Further down, in the Twitter-specific section:

Also, when tweeting, remember that’s there a big difference between providing an observation (“I nearly bumped into Chris Matthews outside Penn Station”) and an opinion (“I nearly bumped into the loudmouthed and obnoxious Chris Matthews”).

And it gets even worse:

Do these guidelines apply just to AP employees who are journalists?

They apply to all employees, just as the Statement of News Values and Principles does. We cannot expect people outside the AP to know whether a posting on Facebook was made by someone who takes pictures, processes payroll checks or fixes satellite dishes. We all represent the AP, and we all must protect its reputation.

This edict is most troubling when combined with the fact that the Facebook terms of service only allow one account per user. If you maintain two identities, you run the risk of losing both of them. So it’s not like AP employees can make a “work account” and a “non-work account.” Facebook has this as a term of service for several reasons, the first being that it provides one easy way to clamp down on flagrant dishonesty.
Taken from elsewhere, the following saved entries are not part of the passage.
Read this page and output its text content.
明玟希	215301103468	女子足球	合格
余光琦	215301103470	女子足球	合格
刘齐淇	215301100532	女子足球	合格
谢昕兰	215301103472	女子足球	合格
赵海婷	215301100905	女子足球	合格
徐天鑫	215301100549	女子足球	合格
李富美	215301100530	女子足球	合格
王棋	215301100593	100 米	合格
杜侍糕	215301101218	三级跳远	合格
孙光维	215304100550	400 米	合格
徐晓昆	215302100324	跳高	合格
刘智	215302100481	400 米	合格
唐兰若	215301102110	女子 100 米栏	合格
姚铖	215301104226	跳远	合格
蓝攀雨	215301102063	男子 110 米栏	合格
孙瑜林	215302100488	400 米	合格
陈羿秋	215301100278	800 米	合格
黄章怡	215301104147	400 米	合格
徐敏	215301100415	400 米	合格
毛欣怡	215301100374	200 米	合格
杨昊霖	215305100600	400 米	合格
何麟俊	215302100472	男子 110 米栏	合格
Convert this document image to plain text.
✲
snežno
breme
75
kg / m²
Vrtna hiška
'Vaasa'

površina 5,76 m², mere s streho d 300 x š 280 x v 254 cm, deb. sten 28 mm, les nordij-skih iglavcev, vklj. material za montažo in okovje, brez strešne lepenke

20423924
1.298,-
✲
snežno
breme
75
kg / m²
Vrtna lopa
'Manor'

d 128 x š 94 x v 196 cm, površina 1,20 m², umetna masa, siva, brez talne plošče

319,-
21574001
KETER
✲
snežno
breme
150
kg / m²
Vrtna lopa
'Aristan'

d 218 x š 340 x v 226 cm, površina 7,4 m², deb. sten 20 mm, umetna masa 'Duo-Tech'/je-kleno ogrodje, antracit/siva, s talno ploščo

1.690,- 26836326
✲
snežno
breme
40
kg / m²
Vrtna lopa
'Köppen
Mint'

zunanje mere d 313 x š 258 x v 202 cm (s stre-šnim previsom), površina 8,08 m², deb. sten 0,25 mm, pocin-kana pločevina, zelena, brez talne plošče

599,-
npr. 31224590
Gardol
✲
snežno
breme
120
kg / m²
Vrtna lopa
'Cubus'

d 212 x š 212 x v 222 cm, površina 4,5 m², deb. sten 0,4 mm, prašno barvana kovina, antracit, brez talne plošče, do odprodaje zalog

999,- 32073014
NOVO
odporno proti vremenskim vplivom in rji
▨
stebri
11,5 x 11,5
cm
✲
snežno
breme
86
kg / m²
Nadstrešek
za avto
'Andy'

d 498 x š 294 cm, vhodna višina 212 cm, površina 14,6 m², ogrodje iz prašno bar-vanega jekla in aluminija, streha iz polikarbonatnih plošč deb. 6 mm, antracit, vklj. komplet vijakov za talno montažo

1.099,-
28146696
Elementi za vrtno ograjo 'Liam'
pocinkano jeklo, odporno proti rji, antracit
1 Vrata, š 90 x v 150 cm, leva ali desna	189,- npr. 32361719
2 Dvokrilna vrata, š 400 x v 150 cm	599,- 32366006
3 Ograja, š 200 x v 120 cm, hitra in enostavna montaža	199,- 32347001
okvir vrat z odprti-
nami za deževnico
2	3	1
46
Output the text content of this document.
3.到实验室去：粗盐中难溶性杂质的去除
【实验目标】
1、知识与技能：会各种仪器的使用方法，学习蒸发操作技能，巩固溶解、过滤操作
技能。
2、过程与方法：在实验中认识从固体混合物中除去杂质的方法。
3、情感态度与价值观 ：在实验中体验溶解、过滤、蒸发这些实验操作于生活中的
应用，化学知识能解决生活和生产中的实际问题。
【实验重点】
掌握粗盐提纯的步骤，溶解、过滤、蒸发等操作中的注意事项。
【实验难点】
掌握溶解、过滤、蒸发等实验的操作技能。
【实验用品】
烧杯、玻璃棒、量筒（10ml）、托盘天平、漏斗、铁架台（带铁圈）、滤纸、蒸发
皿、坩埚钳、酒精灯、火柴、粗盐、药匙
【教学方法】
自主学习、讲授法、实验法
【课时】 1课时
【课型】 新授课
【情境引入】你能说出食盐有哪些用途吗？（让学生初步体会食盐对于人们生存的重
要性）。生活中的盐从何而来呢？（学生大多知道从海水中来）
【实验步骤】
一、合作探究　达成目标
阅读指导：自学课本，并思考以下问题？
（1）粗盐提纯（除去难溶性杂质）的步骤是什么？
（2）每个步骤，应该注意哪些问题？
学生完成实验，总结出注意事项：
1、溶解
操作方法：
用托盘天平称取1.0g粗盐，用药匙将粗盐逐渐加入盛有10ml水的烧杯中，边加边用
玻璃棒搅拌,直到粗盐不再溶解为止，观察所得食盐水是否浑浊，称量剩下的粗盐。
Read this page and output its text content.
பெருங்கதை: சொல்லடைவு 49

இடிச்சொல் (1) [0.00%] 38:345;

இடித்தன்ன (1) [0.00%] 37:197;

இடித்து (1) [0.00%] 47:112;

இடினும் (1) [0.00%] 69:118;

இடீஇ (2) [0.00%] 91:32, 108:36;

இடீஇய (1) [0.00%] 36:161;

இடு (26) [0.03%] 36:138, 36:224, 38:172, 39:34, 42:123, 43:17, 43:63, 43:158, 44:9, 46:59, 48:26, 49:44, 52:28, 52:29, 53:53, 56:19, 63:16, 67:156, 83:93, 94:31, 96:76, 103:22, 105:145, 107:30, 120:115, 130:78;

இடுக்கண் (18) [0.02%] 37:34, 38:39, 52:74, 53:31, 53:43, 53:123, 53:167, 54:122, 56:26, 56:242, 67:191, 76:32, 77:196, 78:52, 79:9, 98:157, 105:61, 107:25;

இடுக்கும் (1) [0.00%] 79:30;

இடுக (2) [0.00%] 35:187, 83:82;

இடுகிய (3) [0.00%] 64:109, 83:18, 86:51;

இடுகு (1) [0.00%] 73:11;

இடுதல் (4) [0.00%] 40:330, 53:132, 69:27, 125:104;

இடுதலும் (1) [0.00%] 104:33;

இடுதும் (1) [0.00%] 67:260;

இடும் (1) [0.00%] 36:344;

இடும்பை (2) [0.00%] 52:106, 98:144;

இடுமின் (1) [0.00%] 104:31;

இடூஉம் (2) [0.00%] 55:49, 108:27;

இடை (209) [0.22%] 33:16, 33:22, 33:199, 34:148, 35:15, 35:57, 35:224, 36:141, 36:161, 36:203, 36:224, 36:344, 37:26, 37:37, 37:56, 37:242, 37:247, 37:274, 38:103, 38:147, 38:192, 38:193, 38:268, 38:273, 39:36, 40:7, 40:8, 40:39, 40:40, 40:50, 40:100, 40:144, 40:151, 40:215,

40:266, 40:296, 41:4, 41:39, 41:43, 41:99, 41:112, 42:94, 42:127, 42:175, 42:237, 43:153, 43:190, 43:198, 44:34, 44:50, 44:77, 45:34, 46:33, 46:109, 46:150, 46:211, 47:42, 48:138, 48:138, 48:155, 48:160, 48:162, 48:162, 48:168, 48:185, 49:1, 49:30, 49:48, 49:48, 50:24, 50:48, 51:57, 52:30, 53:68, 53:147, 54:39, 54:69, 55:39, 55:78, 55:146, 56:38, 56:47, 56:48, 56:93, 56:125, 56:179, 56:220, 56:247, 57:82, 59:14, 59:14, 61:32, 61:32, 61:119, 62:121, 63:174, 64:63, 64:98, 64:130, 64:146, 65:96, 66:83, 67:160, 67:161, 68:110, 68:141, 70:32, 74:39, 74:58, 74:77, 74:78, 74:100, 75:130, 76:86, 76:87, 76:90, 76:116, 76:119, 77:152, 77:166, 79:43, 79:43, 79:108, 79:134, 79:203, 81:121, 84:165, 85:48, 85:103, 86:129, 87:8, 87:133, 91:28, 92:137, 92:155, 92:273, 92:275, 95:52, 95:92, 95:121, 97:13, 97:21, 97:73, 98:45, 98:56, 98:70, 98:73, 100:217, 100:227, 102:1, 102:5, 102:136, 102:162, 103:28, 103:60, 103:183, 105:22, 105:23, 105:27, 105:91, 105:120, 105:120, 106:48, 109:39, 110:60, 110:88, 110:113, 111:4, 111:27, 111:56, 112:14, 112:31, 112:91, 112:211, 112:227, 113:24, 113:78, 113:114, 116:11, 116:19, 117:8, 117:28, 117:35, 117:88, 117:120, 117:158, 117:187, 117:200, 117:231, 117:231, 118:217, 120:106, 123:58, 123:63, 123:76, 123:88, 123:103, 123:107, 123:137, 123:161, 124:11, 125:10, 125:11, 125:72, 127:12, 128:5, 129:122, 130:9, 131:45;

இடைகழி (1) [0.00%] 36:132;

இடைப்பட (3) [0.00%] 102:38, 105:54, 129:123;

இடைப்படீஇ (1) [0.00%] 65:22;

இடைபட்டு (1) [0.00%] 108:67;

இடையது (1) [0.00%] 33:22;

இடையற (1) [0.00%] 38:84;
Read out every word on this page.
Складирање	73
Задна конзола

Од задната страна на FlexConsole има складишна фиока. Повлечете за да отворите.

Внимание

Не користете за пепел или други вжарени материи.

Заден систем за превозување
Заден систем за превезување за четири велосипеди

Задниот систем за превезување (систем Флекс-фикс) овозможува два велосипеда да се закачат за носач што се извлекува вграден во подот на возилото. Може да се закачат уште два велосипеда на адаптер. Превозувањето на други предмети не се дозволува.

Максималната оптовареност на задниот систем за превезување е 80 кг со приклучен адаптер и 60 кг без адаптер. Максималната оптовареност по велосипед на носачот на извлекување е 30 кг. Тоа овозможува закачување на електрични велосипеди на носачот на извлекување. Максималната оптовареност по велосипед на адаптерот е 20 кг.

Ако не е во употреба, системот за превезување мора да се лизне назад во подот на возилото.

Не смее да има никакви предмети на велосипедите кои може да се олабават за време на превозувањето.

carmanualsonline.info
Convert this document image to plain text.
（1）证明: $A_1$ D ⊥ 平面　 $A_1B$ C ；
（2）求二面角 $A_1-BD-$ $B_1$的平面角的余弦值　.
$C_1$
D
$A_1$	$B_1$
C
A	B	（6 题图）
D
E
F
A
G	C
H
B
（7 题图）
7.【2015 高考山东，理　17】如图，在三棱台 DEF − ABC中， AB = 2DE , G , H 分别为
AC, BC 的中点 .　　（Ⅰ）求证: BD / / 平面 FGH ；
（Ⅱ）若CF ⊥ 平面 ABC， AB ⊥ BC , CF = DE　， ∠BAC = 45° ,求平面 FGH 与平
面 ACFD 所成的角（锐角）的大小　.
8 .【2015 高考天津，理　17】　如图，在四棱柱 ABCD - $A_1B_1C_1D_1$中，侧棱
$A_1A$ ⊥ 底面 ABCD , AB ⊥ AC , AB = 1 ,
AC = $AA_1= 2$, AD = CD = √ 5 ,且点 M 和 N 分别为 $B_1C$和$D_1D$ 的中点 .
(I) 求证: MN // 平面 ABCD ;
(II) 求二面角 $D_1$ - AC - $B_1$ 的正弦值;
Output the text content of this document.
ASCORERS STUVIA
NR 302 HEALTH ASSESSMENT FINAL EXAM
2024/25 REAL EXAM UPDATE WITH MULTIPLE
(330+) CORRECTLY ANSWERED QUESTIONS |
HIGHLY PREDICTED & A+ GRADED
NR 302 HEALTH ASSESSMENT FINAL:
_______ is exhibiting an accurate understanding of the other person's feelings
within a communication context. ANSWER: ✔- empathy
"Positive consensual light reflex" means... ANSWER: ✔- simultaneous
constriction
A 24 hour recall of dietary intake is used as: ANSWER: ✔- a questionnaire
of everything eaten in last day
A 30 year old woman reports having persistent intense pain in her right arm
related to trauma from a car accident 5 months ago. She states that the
I can see an issue if one heavily advertises that one works for the AP right before launching into a heavily political tirade, but this is different than expressing one’s political views outside of working hours under one’s own name.

To draw an analog, I avoid wearing my work uniform outside of work; I made it a point to bring a change of clothes when I played in my bar poker league after work, and would change out long before the game began. (I will concede that comfort was a contributing factor, but I probably would still have changed clothes even if it were not.)

It’s the same with the AP. There’s a difference between “on the clock” and “off the clock.” Within reason, “off the clock” conduct should be “off-limits” for company policies.